Wakibaki, as for finding beads that won't saturate in my application, I'd love to, but I'm not really sure where to start. Except here, the d/s for the ferrite beads that I have.


When you suggest adding more of the ones I do have; how so? In parallel? Series? With the pad size on my current PCB, I could probably come up with a way to do either. I'll try anything once. And I'd even put the caps back on for good measure... to do whatever it is that they do.


Thanks again for everything. I mean it.


-CHAD
 
You would have thought TI would have specified a bead that worked.

When I said unlikely as regards the solution, I meant removing the caps as a permanent fix. As a test for the theory, fine.

The saturation is a current issue, so to reduce the current per bead, run them in parallel. I see they're SMT, you can probably stack them one on top of the other. Depending on the exact board layout, you might get 4 on, 2 side-by-side and 2 on top of those. A problem might be whether the current splits evenly between the beads, which will depend on the matching of the individual beads DCRs.

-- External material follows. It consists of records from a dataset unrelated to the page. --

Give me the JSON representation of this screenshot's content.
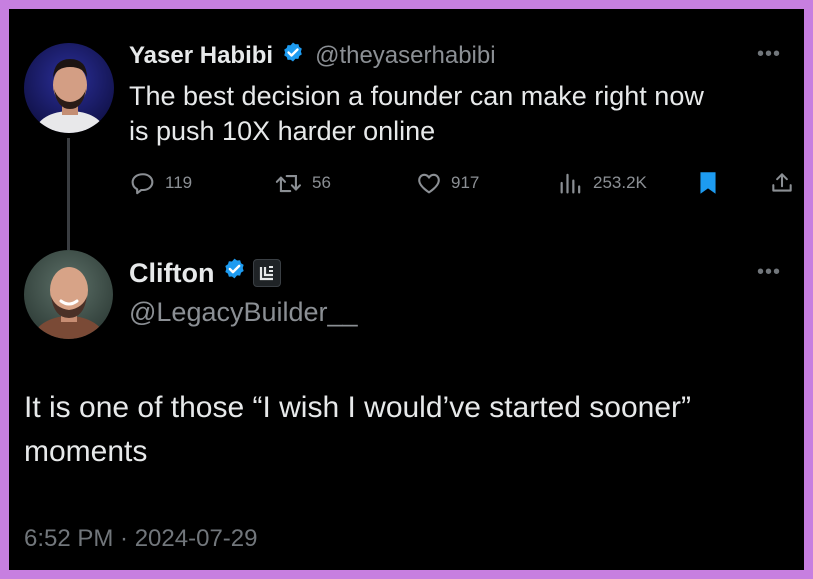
{
  "colors": {
    "border": "#c77fe0",
    "background": "#000000",
    "text": "#e7e9ea",
    "secondary": "#8b8f94",
    "verified": "#1d9bf0",
    "bookmark_active": "#1d9bf0"
  },
  "original_tweet": {
    "author_name": "Yaser Habibi",
    "handle": "@theyaserhabibi",
    "text_line_1": "The best decision a founder can make right now",
    "text_line_2": "is push 10X harder online",
    "stats": {
      "replies": "119",
      "retweets": "56",
      "likes": "917",
      "views": "253.2K"
    },
    "icons": [
      "reply-icon",
      "retweet-icon",
      "like-icon",
      "views-icon",
      "bookmark-icon",
      "share-icon"
    ]
  },
  "reply_tweet": {
    "author_name": "Clifton",
    "handle": "@LegacyBuilder__",
    "text_line_1": "It is one of those “I wish I would’ve started sooner”",
    "text_line_2": "moments",
    "timestamp": "6:52 PM · 2024-07-29"
  }
}
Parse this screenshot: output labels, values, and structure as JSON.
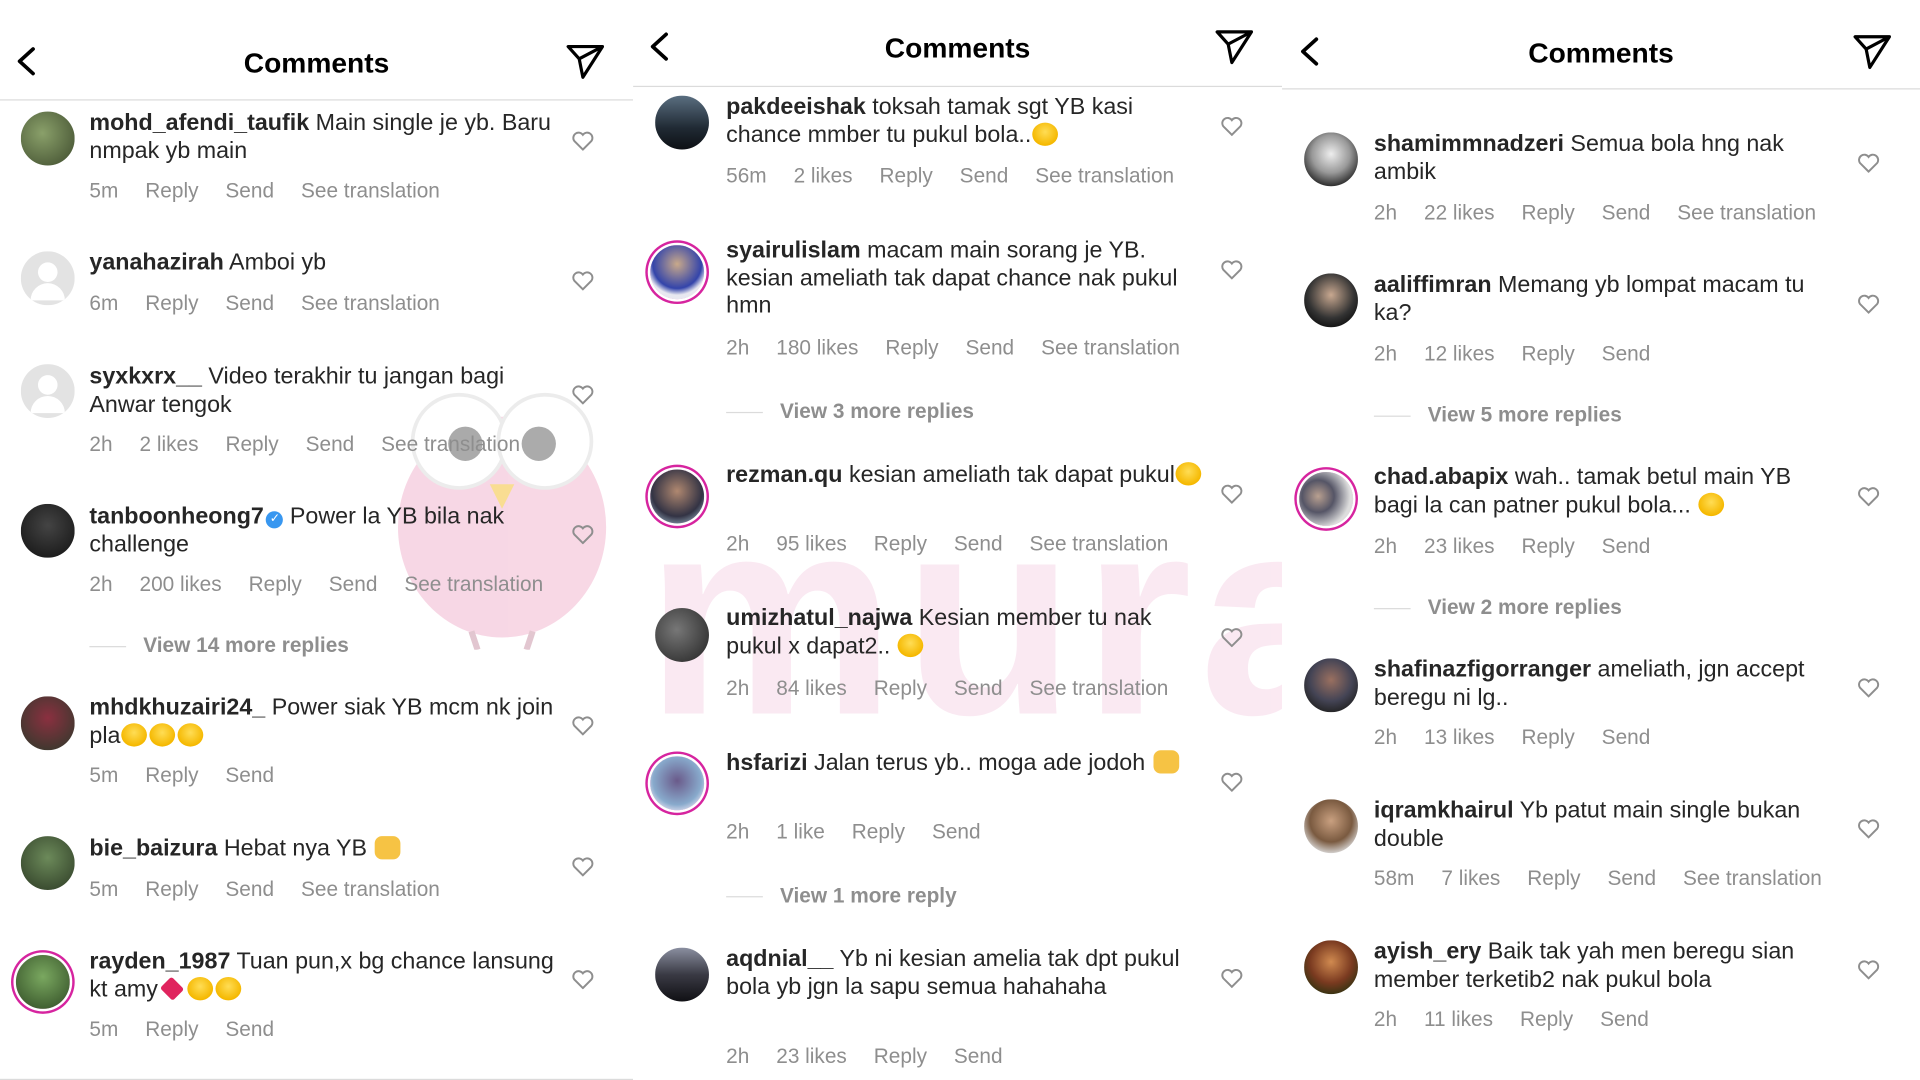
{
  "header": {
    "title": "Comments"
  },
  "watermark": "murai",
  "panels": [
    {
      "comments": [
        {
          "user": "mohd_afendi_taufik",
          "text": " Main single je yb. Baru nmpak yb main",
          "meta": [
            "5m",
            "Reply",
            "Send",
            "See translation"
          ]
        },
        {
          "user": "yanahazirah",
          "text": " Amboi yb",
          "meta": [
            "6m",
            "Reply",
            "Send",
            "See translation"
          ]
        },
        {
          "user": "syxkxrx__",
          "text": " Video terakhir tu jangan bagi Anwar tengok",
          "meta": [
            "2h",
            "2 likes",
            "Reply",
            "Send",
            "See translation"
          ]
        },
        {
          "user": "tanboonheong7",
          "text": " Power la YB bila nak challenge",
          "meta": [
            "2h",
            "200 likes",
            "Reply",
            "Send",
            "See translation"
          ],
          "more": "View 14 more replies"
        },
        {
          "user": "mhdkhuzairi24_",
          "text": " Power siak YB mcm nk join pla",
          "meta": [
            "5m",
            "Reply",
            "Send"
          ]
        },
        {
          "user": "bie_baizura",
          "text": " Hebat nya YB ",
          "meta": [
            "5m",
            "Reply",
            "Send",
            "See translation"
          ]
        },
        {
          "user": "rayden_1987",
          "text": " Tuan pun,x bg chance lansung kt amy",
          "meta": [
            "5m",
            "Reply",
            "Send"
          ]
        }
      ]
    },
    {
      "comments": [
        {
          "user": "pakdeeishak",
          "text": " toksah tamak sgt YB kasi chance mmber tu pukul bola..",
          "meta": [
            "56m",
            "2 likes",
            "Reply",
            "Send",
            "See translation"
          ]
        },
        {
          "user": "syairulislam",
          "text": " macam main sorang je YB. kesian ameliath tak dapat chance nak pukul hmn",
          "meta": [
            "2h",
            "180 likes",
            "Reply",
            "Send",
            "See translation"
          ],
          "more": "View 3 more replies"
        },
        {
          "user": "rezman.qu",
          "text": " kesian ameliath tak dapat pukul",
          "meta": [
            "2h",
            "95 likes",
            "Reply",
            "Send",
            "See translation"
          ]
        },
        {
          "user": "umizhatul_najwa",
          "text": " Kesian member tu nak pukul x dapat2.. ",
          "meta": [
            "2h",
            "84 likes",
            "Reply",
            "Send",
            "See translation"
          ]
        },
        {
          "user": "hsfarizi",
          "text": " Jalan terus yb.. moga ade jodoh ",
          "meta": [
            "2h",
            "1 like",
            "Reply",
            "Send"
          ],
          "more": "View 1 more reply"
        },
        {
          "user": "aqdnial__",
          "text": " Yb ni kesian amelia tak dpt pukul bola  yb jgn la sapu semua hahahaha",
          "meta": [
            "2h",
            "23 likes",
            "Reply",
            "Send"
          ]
        }
      ]
    },
    {
      "comments": [
        {
          "user": "shamimmnadzeri",
          "text": " Semua bola hng nak ambik",
          "meta": [
            "2h",
            "22 likes",
            "Reply",
            "Send",
            "See translation"
          ]
        },
        {
          "user": "aaliffimran",
          "text": " Memang yb lompat macam tu ka?",
          "meta": [
            "2h",
            "12 likes",
            "Reply",
            "Send"
          ],
          "more": "View 5 more replies"
        },
        {
          "user": "chad.abapix",
          "text": " wah.. tamak betul main YB bagi la can patner pukul bola... ",
          "meta": [
            "2h",
            "23 likes",
            "Reply",
            "Send"
          ],
          "more": "View 2 more replies"
        },
        {
          "user": "shafinazfigorranger",
          "text": " ameliath, jgn accept beregu ni lg..",
          "meta": [
            "2h",
            "13 likes",
            "Reply",
            "Send"
          ]
        },
        {
          "user": "iqramkhairul",
          "text": " Yb patut main single bukan double",
          "meta": [
            "58m",
            "7 likes",
            "Reply",
            "Send",
            "See translation"
          ]
        },
        {
          "user": "ayish_ery",
          "text": " Baik tak yah men beregu sian member terketib2 nak pukul bola",
          "meta": [
            "2h",
            "11 likes",
            "Reply",
            "Send"
          ]
        }
      ]
    }
  ],
  "colors": {
    "text": "#262626",
    "meta": "#8e8e8e",
    "divider": "#dbdbdb",
    "story_ring": "#d6249f",
    "verified": "#3897f0"
  },
  "icons": [
    "back-arrow-icon",
    "send-icon",
    "heart-icon",
    "verified-badge-icon",
    "emoji"
  ]
}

The beads are specified as having a nominal Z of 100 ohms @ 100MHz. The rated current is 8000mA. To find a bead that won't saturate, you can look for a 100 ohm, 100MHz bead with a higher rated current. This will be physically bigger in all probability, so it may not fit the existing pads.

Let us know how it works out please.

w
 
It all sounds a bit unlikely, but who am I to argue with an engineer from TI?

What seems even more unlikely is the solution. The beads are supposed to be lossy. They're supposed to absorb energy and dissipate it as heat. If they're saturating, use ones that don't, or more of the ones that do. Put the caps back on.

w

You would have thought TI would have specified a bead that worked.

.........
w

I had to laugh - Wakibaki is now telling us that these engineers don't know how to specify output stages correctly. What ever happened to the bullish & adamant stance that he showed not so long ago? Wow, the road to Damascus comes to mind!

Where's your evidence for this?

I very much doubt that the engineers responsible for designing these devices are failing to terminate them correctly. They certainly know more about engineering them than the average audio buff. ...........
from here http://www.diyaudio.com/forums/digital-source/168901-rf-attenuators-jitter-reducers.html#post2221444
 
scwhiteley,

I suggest ditching the ferrite bead route in favor of a proper output filter; even if it means switching to a different IC.

I'm no expert or EE, but it seems to me that ferrite beads are only a viable solution when used with low power (a few watts) and very short speaker leads.

I've built some boards based on the TPA3106D1 and absolutely love them. I think my neighbors would call the police on me before I could turn them up loud enough to trigger any kind of fault condition.